India was one of our most challenging and most rewarding stops. We saw the heights of art and architecture and the depths of poverty and despair. We were sweet-talked and hustled, greeted graciously and treated with kindness. We were thrilled, frustrated, over-stimulated, exhausted, energized, thankful and sad, often in the same day. India will touch you, one way or another. We spent our five weeks exclusively in the north, taking our time, but still covering a lot of ground. We did the full Rajasthan circuit, substituting a couple of less-traveled spots for those we heard were over-saturated. Outside Rajasthan, we visited Varanasi and Khajuraho, New Delhi, and Agra (Taj Mahal).
For US citizens you must arrange your visa before leaving the United States. We secured a 10 year multiple entry visa, though we’ve heard these can be tough to get. It was a logical choice because it was the same price as the 5 year multi-entry. We did ours by mail through the Travisa office in Houston, TX. They cover US citizens residing in Alabama, Arkansas, Florida, Georgia, Kansas, Louisiana, Mississippi, Oklahoma, and Texas.
Food in India is cheap and delicious, and there is a wide variety to choose from. It’s easy to be a vegetarian here, and in many cases it’s preferable. With the majority of people being Hindu, beef is pretty much never on the menu. Muslim folks add pork to the no-no list. That leaves chicken, fish, and the occasional lamb and goat for the carnivores. Personally, we didn’t miss meat at all. Eggplant, chick peas, lentils, an endless parade of flatbreads and yoghurt were plenty to fill us up and keep us satisfied. The challenge sometimes is a lack of restaurants. In tourist areas, there are tourist-specific establishments. In the big cities these can be pricey, and not so authentic. Street food can be sketchy (though you really can’t help but dig in sometimes). We found ourselves eating more often than not in the guesthouse or backpacker hostel where we were staying. This can work out well if they’re good cooks, not so well if the food isn’t up to snuff, and you’re stuck there without options. Some of the best cooking we had was in the small town of Bundi at the Hadee Rani Guesthouse, a 450-year old haveli in Sadar Bazaar. Meals were prepared by the owner’s mother and wife, and we never got tired of the menu.
Entry fees for foreigners can be quite a few more rupees than for locals, which, while it makes sense, can be so far apart it’s surprising. The Taj Mahal, for example, is 20 rupees for Indian nationals, 750 for foreign visitors. At most museums, monuments and attractions there is a separate fee for cameras.
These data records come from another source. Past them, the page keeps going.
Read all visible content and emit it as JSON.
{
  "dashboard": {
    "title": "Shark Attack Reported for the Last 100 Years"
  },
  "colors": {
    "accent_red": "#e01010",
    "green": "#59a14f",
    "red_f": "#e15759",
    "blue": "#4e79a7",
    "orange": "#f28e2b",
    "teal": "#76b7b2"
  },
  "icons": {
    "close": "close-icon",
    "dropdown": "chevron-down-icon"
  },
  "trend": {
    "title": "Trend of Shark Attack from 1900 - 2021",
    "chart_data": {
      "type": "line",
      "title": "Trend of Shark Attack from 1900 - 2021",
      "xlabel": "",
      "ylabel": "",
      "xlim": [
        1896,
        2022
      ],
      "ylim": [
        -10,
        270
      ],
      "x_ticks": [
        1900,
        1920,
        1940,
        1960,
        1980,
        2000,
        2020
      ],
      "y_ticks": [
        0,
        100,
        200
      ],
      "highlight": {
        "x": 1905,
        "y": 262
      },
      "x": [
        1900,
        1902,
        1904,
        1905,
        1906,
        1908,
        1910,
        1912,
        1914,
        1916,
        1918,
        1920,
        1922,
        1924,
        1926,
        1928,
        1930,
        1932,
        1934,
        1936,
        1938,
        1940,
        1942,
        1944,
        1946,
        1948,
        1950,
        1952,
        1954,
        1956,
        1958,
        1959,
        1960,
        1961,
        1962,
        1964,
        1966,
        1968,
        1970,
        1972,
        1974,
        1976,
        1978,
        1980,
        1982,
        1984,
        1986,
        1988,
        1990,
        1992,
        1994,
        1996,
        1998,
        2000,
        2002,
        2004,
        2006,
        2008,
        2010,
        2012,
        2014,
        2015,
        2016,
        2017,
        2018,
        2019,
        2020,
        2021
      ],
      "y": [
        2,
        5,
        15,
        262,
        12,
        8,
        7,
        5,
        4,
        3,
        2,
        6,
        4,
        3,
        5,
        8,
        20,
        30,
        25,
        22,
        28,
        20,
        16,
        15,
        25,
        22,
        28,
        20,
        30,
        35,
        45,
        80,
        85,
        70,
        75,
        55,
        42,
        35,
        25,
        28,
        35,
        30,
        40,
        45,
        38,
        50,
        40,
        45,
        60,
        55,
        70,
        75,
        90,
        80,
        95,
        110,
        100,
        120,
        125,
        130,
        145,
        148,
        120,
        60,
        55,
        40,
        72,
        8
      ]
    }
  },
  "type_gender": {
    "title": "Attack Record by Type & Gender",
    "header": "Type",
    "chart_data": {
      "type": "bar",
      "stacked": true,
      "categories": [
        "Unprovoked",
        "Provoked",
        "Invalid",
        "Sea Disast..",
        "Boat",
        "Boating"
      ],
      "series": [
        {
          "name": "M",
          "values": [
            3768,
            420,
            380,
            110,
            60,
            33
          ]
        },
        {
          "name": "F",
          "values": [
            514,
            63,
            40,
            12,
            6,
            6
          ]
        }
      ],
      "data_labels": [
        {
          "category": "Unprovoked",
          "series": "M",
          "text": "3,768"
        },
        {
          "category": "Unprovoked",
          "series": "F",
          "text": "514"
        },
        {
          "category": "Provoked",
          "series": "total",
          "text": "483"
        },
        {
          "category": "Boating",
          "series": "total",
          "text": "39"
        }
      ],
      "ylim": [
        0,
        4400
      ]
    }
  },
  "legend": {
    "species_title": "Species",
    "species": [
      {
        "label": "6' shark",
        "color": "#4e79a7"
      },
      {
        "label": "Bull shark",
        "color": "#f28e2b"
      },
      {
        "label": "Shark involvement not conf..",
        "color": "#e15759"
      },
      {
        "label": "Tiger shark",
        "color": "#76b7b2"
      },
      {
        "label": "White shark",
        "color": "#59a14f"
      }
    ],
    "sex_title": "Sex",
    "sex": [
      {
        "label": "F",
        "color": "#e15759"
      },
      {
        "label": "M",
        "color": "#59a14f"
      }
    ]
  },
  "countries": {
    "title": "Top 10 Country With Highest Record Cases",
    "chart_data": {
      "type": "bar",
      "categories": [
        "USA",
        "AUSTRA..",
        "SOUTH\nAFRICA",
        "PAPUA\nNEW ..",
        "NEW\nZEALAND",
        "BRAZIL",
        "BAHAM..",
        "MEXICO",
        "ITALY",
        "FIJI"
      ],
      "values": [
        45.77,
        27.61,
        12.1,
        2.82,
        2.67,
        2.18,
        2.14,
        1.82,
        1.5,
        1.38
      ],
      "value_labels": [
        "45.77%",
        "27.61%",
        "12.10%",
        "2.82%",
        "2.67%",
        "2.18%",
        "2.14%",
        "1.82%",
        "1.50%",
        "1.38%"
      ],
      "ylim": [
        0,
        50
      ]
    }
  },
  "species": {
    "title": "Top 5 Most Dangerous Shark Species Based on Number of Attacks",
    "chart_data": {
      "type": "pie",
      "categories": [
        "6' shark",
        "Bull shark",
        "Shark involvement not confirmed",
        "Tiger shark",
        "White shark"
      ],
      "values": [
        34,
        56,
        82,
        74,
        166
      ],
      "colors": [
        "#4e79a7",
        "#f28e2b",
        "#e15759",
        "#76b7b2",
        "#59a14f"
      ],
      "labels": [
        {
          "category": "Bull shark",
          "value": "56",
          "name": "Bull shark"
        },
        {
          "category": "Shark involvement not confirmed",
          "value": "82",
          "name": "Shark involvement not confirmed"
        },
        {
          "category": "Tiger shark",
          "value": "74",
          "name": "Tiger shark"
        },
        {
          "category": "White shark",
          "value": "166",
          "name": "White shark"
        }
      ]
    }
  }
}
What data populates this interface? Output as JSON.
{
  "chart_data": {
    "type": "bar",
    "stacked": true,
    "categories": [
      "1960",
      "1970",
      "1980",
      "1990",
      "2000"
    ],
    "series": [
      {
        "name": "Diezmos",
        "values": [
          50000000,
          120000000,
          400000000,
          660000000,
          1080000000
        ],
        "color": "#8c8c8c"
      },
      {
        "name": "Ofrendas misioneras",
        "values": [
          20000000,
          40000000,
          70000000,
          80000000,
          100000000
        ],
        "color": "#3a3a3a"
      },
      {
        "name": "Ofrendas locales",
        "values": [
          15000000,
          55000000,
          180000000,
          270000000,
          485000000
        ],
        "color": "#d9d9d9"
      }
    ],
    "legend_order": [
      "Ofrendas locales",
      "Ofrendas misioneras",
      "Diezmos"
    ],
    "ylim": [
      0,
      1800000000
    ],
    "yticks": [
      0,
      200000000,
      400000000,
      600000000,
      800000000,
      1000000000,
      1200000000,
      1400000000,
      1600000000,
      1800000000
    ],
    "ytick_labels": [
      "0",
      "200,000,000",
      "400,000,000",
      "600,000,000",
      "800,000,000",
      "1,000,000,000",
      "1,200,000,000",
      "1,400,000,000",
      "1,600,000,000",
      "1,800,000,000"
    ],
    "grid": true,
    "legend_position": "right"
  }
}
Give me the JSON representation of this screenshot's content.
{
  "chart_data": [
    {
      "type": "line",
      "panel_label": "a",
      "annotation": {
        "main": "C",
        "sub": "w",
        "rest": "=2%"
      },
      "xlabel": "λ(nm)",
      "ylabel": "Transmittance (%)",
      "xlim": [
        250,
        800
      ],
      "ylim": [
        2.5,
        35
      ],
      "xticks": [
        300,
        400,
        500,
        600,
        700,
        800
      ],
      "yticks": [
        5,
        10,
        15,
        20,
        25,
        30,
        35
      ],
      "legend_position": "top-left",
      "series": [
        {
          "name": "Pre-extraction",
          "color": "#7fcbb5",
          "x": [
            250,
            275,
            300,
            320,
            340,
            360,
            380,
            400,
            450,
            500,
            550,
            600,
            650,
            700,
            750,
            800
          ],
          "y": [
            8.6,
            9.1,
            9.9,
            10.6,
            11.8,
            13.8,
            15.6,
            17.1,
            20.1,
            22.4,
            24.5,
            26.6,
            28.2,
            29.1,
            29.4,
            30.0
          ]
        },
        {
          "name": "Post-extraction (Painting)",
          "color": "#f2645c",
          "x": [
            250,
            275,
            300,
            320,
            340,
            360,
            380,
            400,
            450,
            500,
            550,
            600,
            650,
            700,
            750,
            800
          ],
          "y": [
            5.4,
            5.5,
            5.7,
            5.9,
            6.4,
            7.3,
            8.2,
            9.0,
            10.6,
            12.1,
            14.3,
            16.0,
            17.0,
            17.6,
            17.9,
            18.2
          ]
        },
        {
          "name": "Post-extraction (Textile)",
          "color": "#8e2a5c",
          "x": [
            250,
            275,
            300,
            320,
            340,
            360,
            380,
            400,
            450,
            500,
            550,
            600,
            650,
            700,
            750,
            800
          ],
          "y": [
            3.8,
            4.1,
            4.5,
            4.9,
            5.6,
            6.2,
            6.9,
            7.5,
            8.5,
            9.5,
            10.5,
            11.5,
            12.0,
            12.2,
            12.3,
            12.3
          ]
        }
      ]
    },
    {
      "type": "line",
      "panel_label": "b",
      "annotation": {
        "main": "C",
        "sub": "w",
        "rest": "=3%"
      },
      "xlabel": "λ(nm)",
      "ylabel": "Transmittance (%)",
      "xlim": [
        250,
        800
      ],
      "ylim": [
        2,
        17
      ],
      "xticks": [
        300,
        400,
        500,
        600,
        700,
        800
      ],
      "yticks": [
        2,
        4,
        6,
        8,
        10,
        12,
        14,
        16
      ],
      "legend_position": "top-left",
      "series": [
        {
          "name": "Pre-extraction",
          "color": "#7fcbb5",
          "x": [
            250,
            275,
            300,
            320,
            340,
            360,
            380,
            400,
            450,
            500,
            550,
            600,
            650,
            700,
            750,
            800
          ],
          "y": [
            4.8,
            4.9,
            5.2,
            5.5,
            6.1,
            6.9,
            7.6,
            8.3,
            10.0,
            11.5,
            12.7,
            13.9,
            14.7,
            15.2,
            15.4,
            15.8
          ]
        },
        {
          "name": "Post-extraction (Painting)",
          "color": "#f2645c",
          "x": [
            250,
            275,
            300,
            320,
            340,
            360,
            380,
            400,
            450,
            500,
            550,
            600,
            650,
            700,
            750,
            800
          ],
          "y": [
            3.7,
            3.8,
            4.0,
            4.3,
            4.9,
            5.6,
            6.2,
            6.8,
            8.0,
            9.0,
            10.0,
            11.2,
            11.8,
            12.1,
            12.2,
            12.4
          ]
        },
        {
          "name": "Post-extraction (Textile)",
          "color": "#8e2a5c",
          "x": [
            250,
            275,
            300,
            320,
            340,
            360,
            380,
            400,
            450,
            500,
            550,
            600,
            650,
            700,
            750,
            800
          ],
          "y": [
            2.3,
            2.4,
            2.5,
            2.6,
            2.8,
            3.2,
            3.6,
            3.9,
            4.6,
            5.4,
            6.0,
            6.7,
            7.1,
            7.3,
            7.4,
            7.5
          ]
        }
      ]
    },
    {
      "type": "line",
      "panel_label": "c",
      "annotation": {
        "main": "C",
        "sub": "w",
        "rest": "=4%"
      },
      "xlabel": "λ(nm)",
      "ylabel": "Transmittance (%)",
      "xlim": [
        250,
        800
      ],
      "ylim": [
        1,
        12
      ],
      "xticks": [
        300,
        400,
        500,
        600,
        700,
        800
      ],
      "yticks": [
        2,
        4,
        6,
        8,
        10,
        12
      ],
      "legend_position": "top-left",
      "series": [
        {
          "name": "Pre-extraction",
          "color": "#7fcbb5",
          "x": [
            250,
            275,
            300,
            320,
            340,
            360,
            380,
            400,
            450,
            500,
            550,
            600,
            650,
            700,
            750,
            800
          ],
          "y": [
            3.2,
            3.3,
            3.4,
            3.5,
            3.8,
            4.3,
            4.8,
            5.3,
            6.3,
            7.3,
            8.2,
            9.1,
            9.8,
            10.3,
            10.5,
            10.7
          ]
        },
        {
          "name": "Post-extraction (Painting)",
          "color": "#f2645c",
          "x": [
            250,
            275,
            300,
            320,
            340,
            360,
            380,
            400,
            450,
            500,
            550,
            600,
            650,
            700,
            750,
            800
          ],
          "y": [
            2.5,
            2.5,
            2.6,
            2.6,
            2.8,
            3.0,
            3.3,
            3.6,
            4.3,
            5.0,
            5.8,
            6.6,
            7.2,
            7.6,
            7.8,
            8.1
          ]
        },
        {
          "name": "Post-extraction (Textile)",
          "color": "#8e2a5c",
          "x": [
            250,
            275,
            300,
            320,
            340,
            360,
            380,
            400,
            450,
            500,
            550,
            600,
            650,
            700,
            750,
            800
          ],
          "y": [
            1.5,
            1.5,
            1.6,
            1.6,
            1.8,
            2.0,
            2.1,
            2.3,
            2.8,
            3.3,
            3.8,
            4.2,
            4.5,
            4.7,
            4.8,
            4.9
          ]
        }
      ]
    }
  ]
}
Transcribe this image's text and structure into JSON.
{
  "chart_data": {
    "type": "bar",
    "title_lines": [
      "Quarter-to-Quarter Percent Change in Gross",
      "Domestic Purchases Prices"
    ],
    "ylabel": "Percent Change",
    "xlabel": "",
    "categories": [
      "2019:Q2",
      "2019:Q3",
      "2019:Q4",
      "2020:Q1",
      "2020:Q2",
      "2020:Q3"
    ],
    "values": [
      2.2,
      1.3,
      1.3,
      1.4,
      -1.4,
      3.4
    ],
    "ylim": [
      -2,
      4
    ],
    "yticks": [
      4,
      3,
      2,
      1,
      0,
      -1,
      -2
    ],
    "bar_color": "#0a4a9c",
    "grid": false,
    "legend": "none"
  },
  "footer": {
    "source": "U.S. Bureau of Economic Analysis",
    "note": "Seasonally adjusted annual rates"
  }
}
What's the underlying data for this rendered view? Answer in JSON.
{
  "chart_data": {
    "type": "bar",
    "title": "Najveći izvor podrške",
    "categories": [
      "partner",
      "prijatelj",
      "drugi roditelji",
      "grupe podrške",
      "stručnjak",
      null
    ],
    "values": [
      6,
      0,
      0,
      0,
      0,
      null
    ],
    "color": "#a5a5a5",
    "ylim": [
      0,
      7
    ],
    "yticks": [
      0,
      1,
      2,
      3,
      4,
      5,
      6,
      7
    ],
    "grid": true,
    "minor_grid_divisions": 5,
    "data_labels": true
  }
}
They usually issue a ticket with an elastic band you can attach to the camera itself. Don’t even try to ask about the camera on your phone. You’ll be charged for sure.
There are many transportation options in India, and many of them are quite cheap. We rode public buses (sometimes difficult to navigate, and completely unreliable as far as schedule, but an experience to remember!), trains, auto-rickshaws and bicycles. Long distance trains are generally quite affordable, especially if you stay away from the higher classes. Don’t go too cheap on the trains though. We stuck mainly to AC-3 (Air-conditioned, three-tier bunks) for overnight and Sleeper class during the day on shorter trips. While the higher classes may not be too much more expensive, they fill quickly. Since we never planned far ahead, we took what was available. Seat 61 has a great discussion/description of the many classes of India trains.